O retorno de Jair Bolsonaro ao Brasil dá munição aos adversários do presidente Luiz Inácio Lula da Silva a onze dias de o governo completar 100 dias, ainda à procura de um rumo na política e na economia. Não fosse a apresentação da nova âncora fiscal, que coincide com a chegada de Bolsonaro, Lula teria pouca coisa para mostrar até agora, além da bateção de cabeça entre ministros, do fogo amigo no PT, da reprise de programas sociais e da inauguração do letreiro do Ministério da Cultura.
No Palácio Planalto, auxiliares do presidente afirmam que ele não deixará brecha para o protagonismo de Bolsonaro, como acabou fazendo com o senador Sérgio Moro (União Brasil-PR). Ao contrário: a estratégia é conquistar pedaços de partidos do Centrão que foram aliados de Bolsonaro – como o PP do presidente da Câmara, Arthur Lira (AL) – e continuam dispostos a surfar na onda governista, mesmo porque já estiveram com o PT em um passado não muito distante.
Nos últimos dias, Lula marcou um gol contra ao dizer que Moro, ex-ministro de Bolsonaro e ex-juiz da Lava Jato, teria participado de uma “armação”. O comentário foi feito logo depois de ministros como o da Justiça, Flávio Dino, elogiarem a isenção da Polícia Federal, que descobriu um plano da facção criminosa PCC para sequestrar e matar Moro, além de outras autoridades.

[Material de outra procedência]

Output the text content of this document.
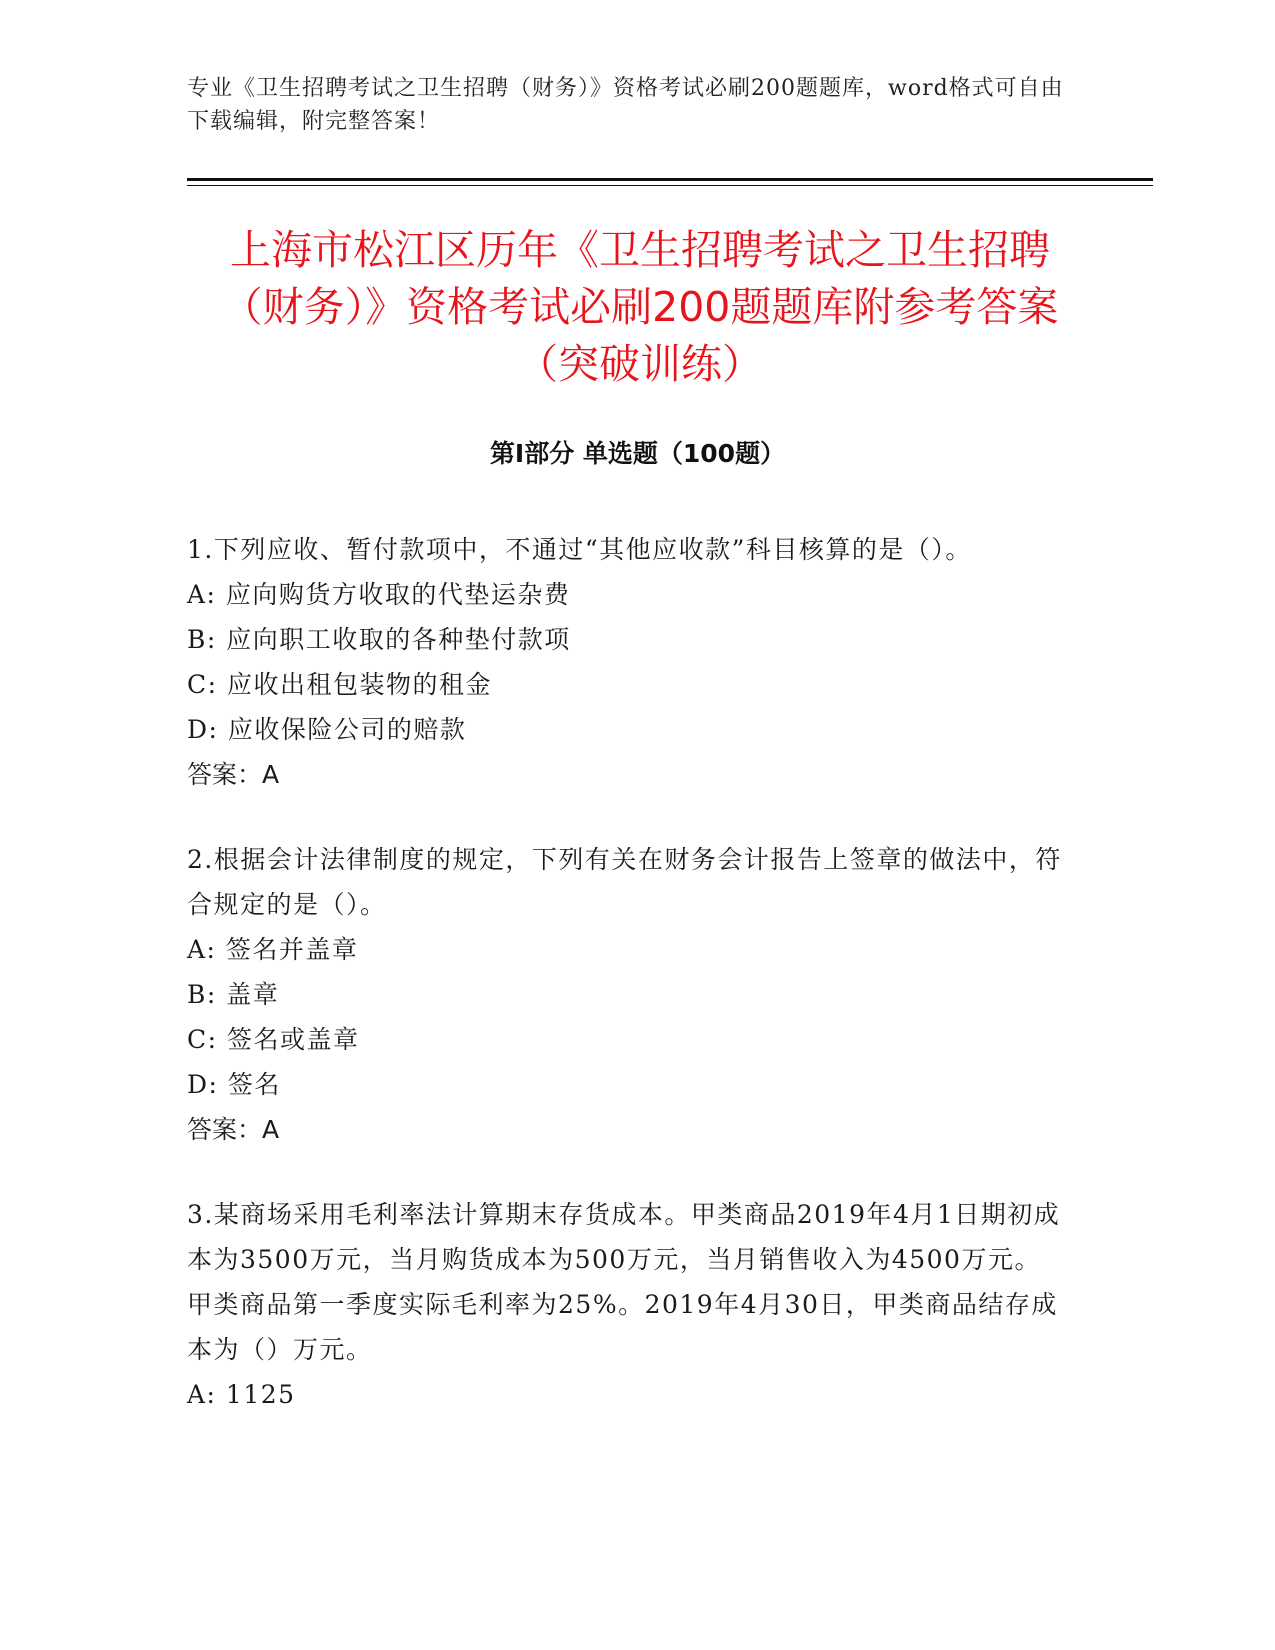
专业《卫生招聘考试之卫生招聘（财务）》资格考试必刷200题题库，word格式可自由下载编辑，附完整答案！
上海市松江区历年《卫生招聘考试之卫生招聘（财务）》资格考试必刷200题题库附参考答案（突破训练）
第Ⅰ部分 单选题（100题）

1.下列应收、暂付款项中，不通过“其他应收款”科目核算的是（）。

A: 应向购货方收取的代垫运杂费

B: 应向职工收取的各种垫付款项

C: 应收出租包装物的租金

D: 应收保险公司的赔款

答案：A

2.根据会计法律制度的规定，下列有关在财务会计报告上签章的做法中，符合规定的是（）。

A: 签名并盖章

B: 盖章

C: 签名或盖章

D: 签名

答案：A

3.某商场采用毛利率法计算期末存货成本。甲类商品2019年4月1日期初成本为3500万元，当月购货成本为500万元，当月销售收入为4500万元。甲类商品第一季度实际毛利率为25%。2019年4月30日，甲类商品结存成本为（）万元。

A: 1125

A intenção do governo, agora, é isolar o ex-presidente, Moro e os radicais que apoiaram o vandalismo na Praça dos Três Poderes, mas, ao mesmo tempo, falar com a ala do bolsonarismo da qual Lula precisa se aproximar, como a do agronegócio e a dos evangélicos. Mas isso foi combinado com os russos? Ao que tudo indica, não. Tanto que, nas redes sociais, petistas de alto escalão se apressaram em jogar os holofotes sobre Bolsonaro e manter acesa a chama da polarização.
Apesar de desconstruído, o ex-presidente que perdeu capital político após a tentativa de golpe de 8 de janeiro e do escândalo das joias recebidas da Arábia Saudita ainda atormenta Lula e o PT nessa volta dos Estados Unidos. A Polícia Federal marcou para quarta-feira, 5, o depoimento de Bolsonaro no inquérito que investiga a entrada ilegal de joias cravejadas de diamantes no Brasil. Trata-se de uma história muito mal contada, que levanta suspeitas de peculato. Afinal, por que o regime saudita teria tanto interesse em dar presentes de R$ 18,5 milhões a Bolsonaro?
Mesmo assim, longe de estar morto politicamente, o capitão reformado do Exército – que sempre se apresentou como um homem simples, admirador de tubaína – ainda pode chacoalhar a oposição, se o governo Lula permanecer refém do Centrão e não se aprumar. E, nesse caso, de nada vai adiantar a ironia de dirigentes do PT ao perguntar: “Tudo joia?”